В апреле 1943 года Аркадий вздумал придать встречам с друзьями форму литературного кружка, который назвал «Необарокко». Состав участников еще не определился, но уже велись протоколы собраний. Они уничтожены по окончании следствия. Кружок собирался всего три раза, просуществовав меньше месяца. Организатор кружка при большом скоплении народа успел в несколько приемов прочитать «Черновик чувств». Там же его будущий одноделец Генрих Эльштейн прочитал главы из своего незаконченного романа «Одиннадцатое сомнение».
На Тверской бульвар зачастили студенты Литинститута, МГУ, бывшего ИФЛИ, заходили преподаватели Литинститута. Побывал там Виктор Шкловский, читал свои стихи Георгий Шенгели. Однажды пришла Марианна. Всего следователи насчитали 250 человек.
Поползли слухи об «антисоветской идеологии» создателя кружка. И сам Аркадий и его друзья начали беспокоиться.
Генрих Эльштейн (студент Литинститута): Аркадий до ареста уничтожал компрометирующие бумаги[4].
Владимир Лешковцев (одноклассник): Аркашка, тебя посадят![5]
Марианна (героиня «Черновика чувств»): Вас непременно, непременно посадят! Конечно посадят! Господи! Сколько Вы говорите лишнего![6]
Давно замечено, что литература — пророчица. Марианна предсказала точно. Аркадия посадили.
Их было много, этих кружков и чтений, не попавших в официальную историю советской литературы: Сулимовская группа, литературный кружок Юры Тимофеева, кружок В. Лешковцева, кружок по изучению Канта на дому у профессора Б. А. Фогта, а до того — «откровенные марксисты» в ИФЛИ. (Перечень далеко не полный, частично почерпнут из протоколов допросов Белинкова.) Полувлюбленные юноши и девушки собирались группками, обсуждали свои первые стихи и романы, говорили об искусстве, обменивались новостями — не магнитофоны или самиздат, а всего лишь задушевные разговоры в дружеском кругу. В НКВД их называли «сборища». И все было, как в сказке, только еще страшнее: у автора — произведение, в произведении — «крамольная идея», в кругу друзей — доносчик.
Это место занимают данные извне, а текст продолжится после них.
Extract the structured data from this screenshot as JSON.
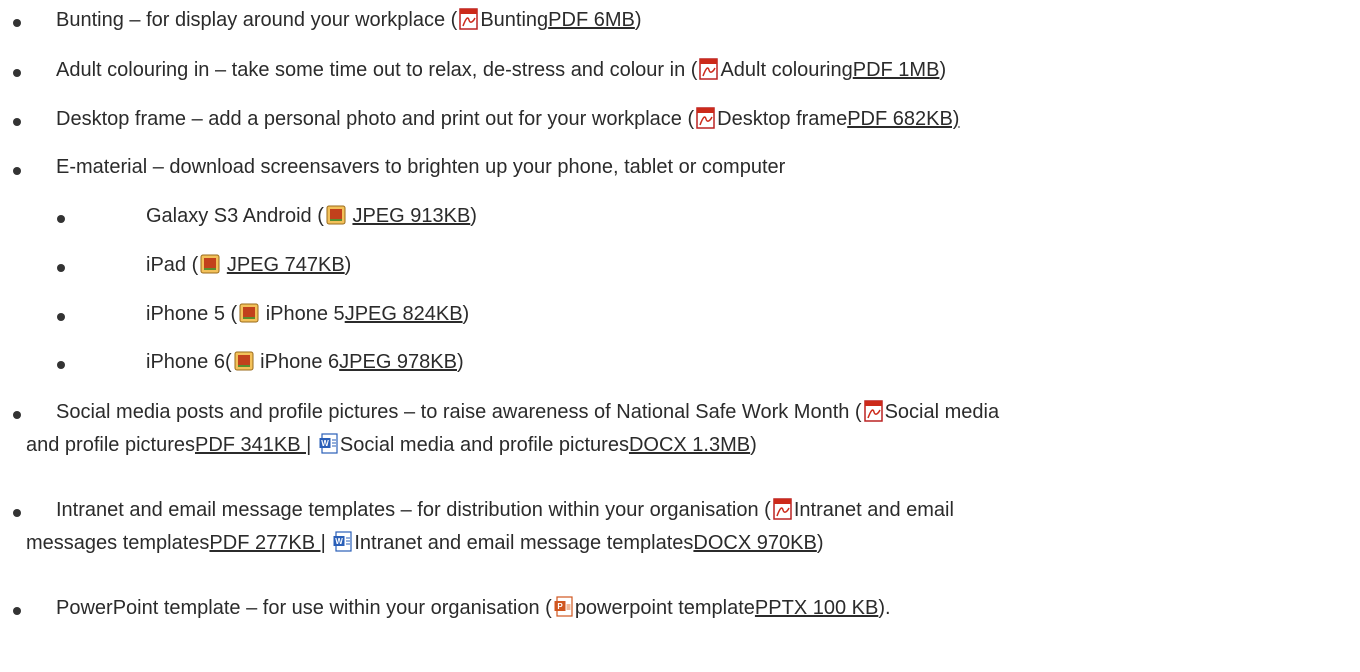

Впрочем, его могло и не быть. Доносчика могли заменить «жучком». Записи неосторожных откровений неизбежно оседали на Лубянке в виде пронумерованных Дел.
В то же самое время Аркадий пытался сформулировать свою собственную теорию развития литературы. Он ее назвал так же, как и свой кружок, — «Необарокко».
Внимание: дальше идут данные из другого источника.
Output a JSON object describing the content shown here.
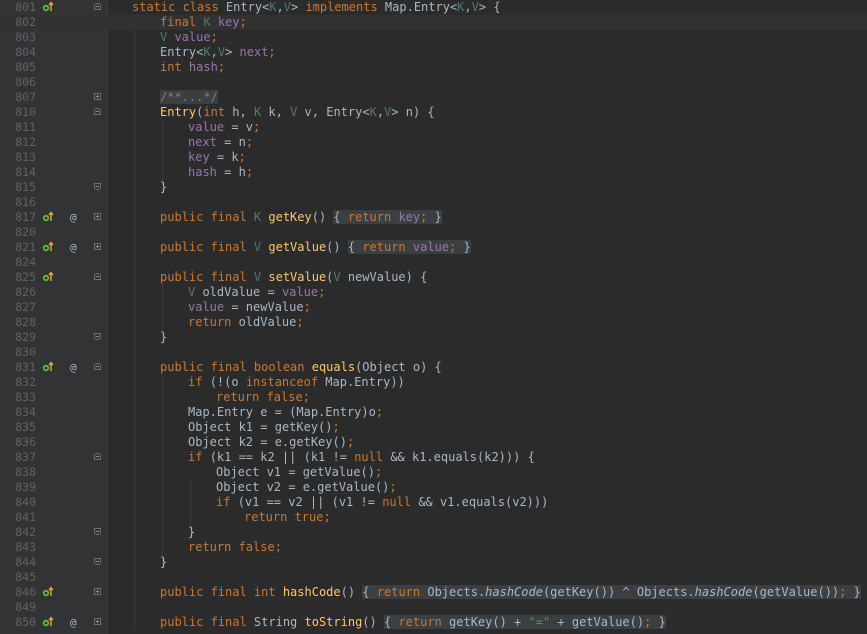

О теории «Необарокко» остались только упоминания в воспоминаниях современников. Должно быть, ее авторское изложение постигла та же судьба, что и стихи. Но получить представление о теории можно: по рассуждениям главного героя «Черновика чувств», по книгам о Тынянове и Олеше, по протоколам следственного дела.
Белинков исходил из того, что литературный процесс — это постоянное противоборство двух стилей. В процессе борьбы одно направление неизбежно заступает место предшествующего. Это случается, когда, ослабевая, прежнее исчерпывает себя. Поскольку искусство развивается по своим собственным, имманентным законам, попытки руководить искусством — бессмысленны и неплодотворны (подразумевалось — пагубны для самого искусства).
«Черновик чувств» со всеми его новшествами — проверка теории «Необарокко». В таких случаях говорят: «автор ставил опыт на самом себе».
По теории в искусстве совместимы выдумка и реальный предмет, или факт, или человек. В романе женский портрет кисти Ван Донгена и москвичка Марианна — взаимозаменяемы.
По теории автор и герой могут быть идентичны, а могут существовать и независимо друг от друга. Герой романа и автор демонстративно раздваиваются к концу повествования.
По теории создание художника может быть адекватно его модели. В роман введена тема Пигмалиона и Галатеи.
По теории форма художественного произведения может быть более действенна, чем содержание. «Черновик чувств» изобилует образными средствами. Он метаметафоричен, как выразился один из его первых читателей.
В общем, это был как раз тот случай, когда художника надо бы было судить по законам, им самим созданным. Его же судили по статьям советского Уголовного кодекса.
Аркадий, по свидетельствам современников, был подходящим кандидатом на звание «врага народа». Выглядит ни с чем не сообразно — длинные волосы и бородка клинышком! Одевается, как не принято, — то клетчатые брюки, то какая-то крылатка. Перегружен неподходящими знаниями и занятиями. Коллекционирует редкие книги. Вставляет в свою речь иностранные слова. Активен. Общителен. Вокруг него всегда много народу. Вежлив в общении. Резок в суждениях. Говорит, будто бы в Советском Союзе нет свободы творчества, а социалистический реализм — нелепая выдумка Горького. Да еще, что договор Молотова — Риббентропа развязал Вторую мировую войну.